You can install it now on Mac, Windows & Linux.

The retrieval pipeline

Every query runs through four stages:

Expansion — query variants are generated to broaden recall before retrieval begins.
Retrieval — BM25 (keyword), phrase match, and dense vector retrieval run against the corpus. Each method captures different signal.
Fusion — results are merged using Reciprocal Rank Fusion (RRF), balancing signal across retrieval methods without manual weight tuning.
Reranking — optional local LLM reranking via Qwen applies semantic disambiguation on the fused candidate set.

Each stage is independently tunable. Skip the vector pass if you only need BM25 speed. Run the full stack for best precision.

Architecture

The implementation is split into domain and adapters: domain objects model search plans, candidates, and scoring outputs; adapters implement the concrete BM25, phrase, vector, and reranking backends. A shared search service executes the
same strategy model for CLI, benchmark, and eval flows — nothing changes between a dev run and a CI eval pass.

Performance is local-first by design:

SIMD-accelerated dot-product for vector scoring on CPU-heavy workloads.
Zig-inspired incremental cache — a two-layer design borrowed from Zig's build system. A manifest store tracks filesystem metadata (inode, mtime, size) mapped to BLAKE3 content hashes, so sift knows exactly which files have changed without re-reading them. A content-addressable blob store holds pre-extracted text, pre-computed BM25 term frequencies, and pre-embedded dense vectors — meaning repeat queries never touch the neural network at all.
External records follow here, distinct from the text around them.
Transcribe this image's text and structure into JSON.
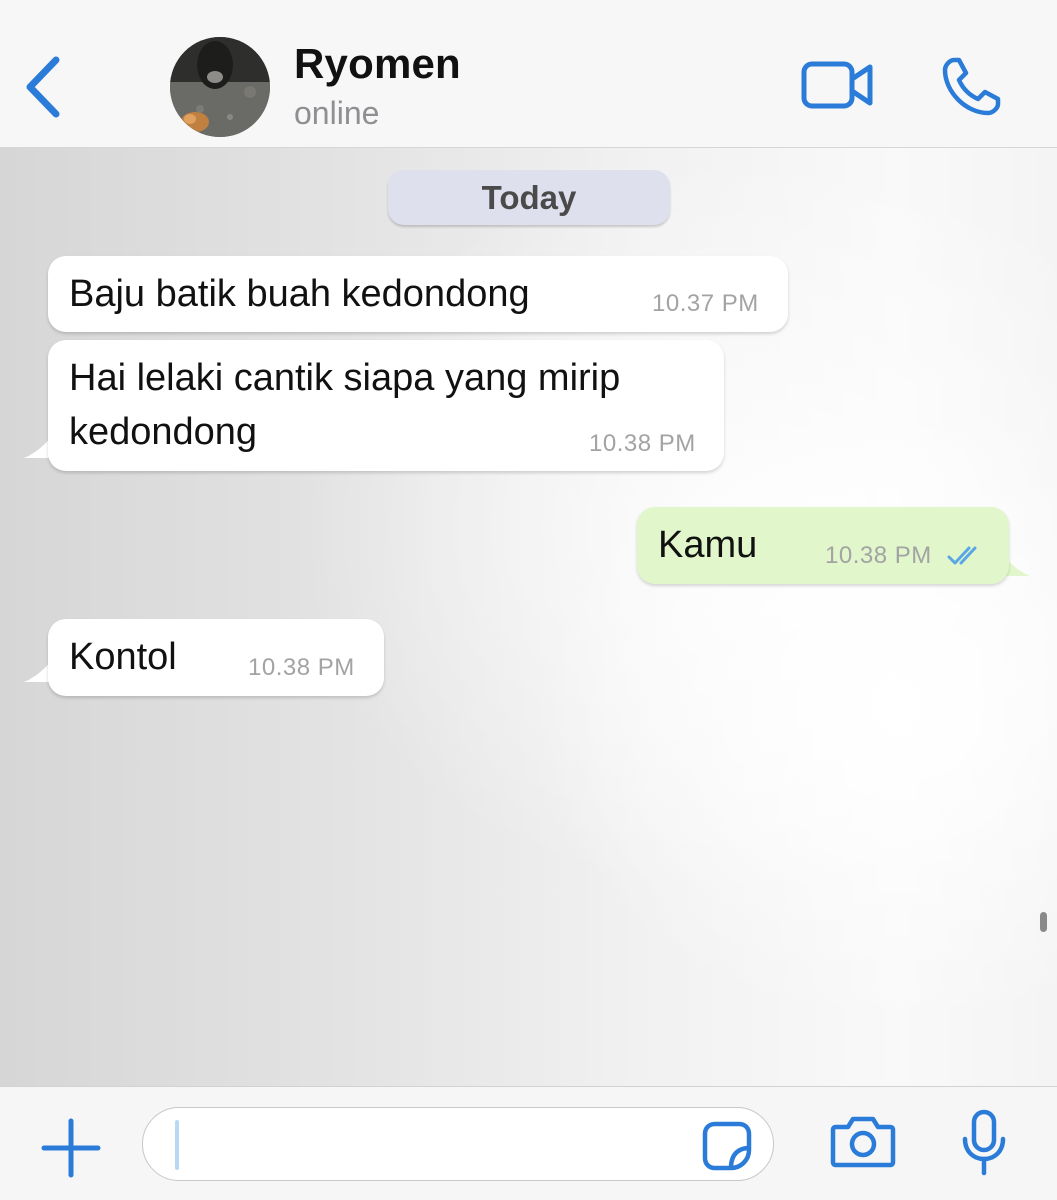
{
  "header": {
    "contact_name": "Ryomen",
    "status": "online",
    "back_icon": "chevron-left-icon",
    "video_icon": "video-camera-icon",
    "call_icon": "phone-icon"
  },
  "chat": {
    "date_label": "Today",
    "messages": [
      {
        "direction": "incoming",
        "text": "Baju batik buah kedondong",
        "time": "10.37 PM"
      },
      {
        "direction": "incoming",
        "lines": [
          "Hai lelaki cantik siapa yang mirip",
          "kedondong"
        ],
        "time": "10.38 PM"
      },
      {
        "direction": "outgoing",
        "text": "Kamu",
        "time": "10.38 PM",
        "status_icon": "double-check-read-icon"
      },
      {
        "direction": "incoming",
        "text": "Kontol",
        "time": "10.38 PM"
      }
    ]
  },
  "composer": {
    "input_value": "",
    "plus_icon": "plus-icon",
    "sticker_icon": "sticker-icon",
    "camera_icon": "camera-icon",
    "mic_icon": "microphone-icon"
  },
  "colors": {
    "accent": "#2b7cd9",
    "incoming_bubble": "#ffffff",
    "outgoing_bubble": "#e1f7cb",
    "read_ticks": "#5aa7e6",
    "date_pill": "#dfe0ee"
  }
}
Identical files across different projects share a single blob entry. The result: search performance bounded by dot-product speed, not inference latency.
Per-query embedding reuse across multi-stage pipelines.
Mapped I/O and tight tokenization hot loops to keep latency low on large corpora.

One concrete tradeoff during development: lowering embedding max_length from 48 to 40 recovered latency budget while keeping quality above the BM25 baseline — a good example of how evidence-driven tuning beats guesswork.

Full internals are documented in ARCHITECTURE.md.

Evaluation

Comparative strategy run over 5,185 SciFact documents (~7.8 MB) on an AMD Ryzen Threadripper 3960X:

Strategy	nDCG@10	MRR@10	Recall@10	p50 (ms)
bm25	0.7262	0.7000	0.8000	5.41
legacy-hybrid	0.7893	0.7250	1.0000	50.29
page-index	0.7000	0.6667	0.8000	16.79
page-index-hybrid	0.5701	0.4367	1.0000	41.09
page-index-llm	0.7893	0.7250	1.0000	41.28
page-index-qwen	0.7893	0.7250	1.0000	41.18
vector	0.8262	0.7667	1.0000	25.94

A few things worth noting:

BM25 at 5.41ms p50 is the right default for latency-constrained cases where keyword recall is sufficient.
Vector achieves the best nDCG@10 (0.8262) and perfect recall at 25.94ms — the most balanced strategy for most workloads.
LLM reranking (page-index-llm, page-index-qwen) matches legacy-hybrid quality at comparable speed, validating the local Qwen path as a practical alternative to heavier hybrid pipelines.
page-index-hybrid is the only strategy that underperforms BM25 on nDCG — a useful reminder that adding complexity doesn't always improve quality.

Cache hit rates (100/0/100%) confirm the caching layer is working correctly across all strategies. Verbose output (-v, -vv) surfaces cache hit rates, phase timings, and ranking metadata directly in the CLI.

Why this matters for agents

For agents, latency and reliability are requirements, not nice-to-haves. Tooling loops fail hard when search is slow, drops context, or depends on services that may be unavailable.

sift removes that friction: retrieval is local, deterministic, and cheap to repeat. No daemon to health-check. No embedding service to rate-limit against. No cloud dependency to manage. The binary ships with Homebrew and static Linux
artifact support, so agents can rely on a pinned version without environment drift.

How it was built

This shipped in a focused, nearly uninterrupted 24-hour push — implementation, eval design, benchmarking, performance tightening, packaging, and release prep in one sustained flow. Every major unit had acceptance criteria and measurable
evidence attached before it was marked done.

What made that pace possible is something I'm not ready to talk about in detail yet. But sift is the first real proof that it works at speed, under real constraints, without cutting corners. More on that soon.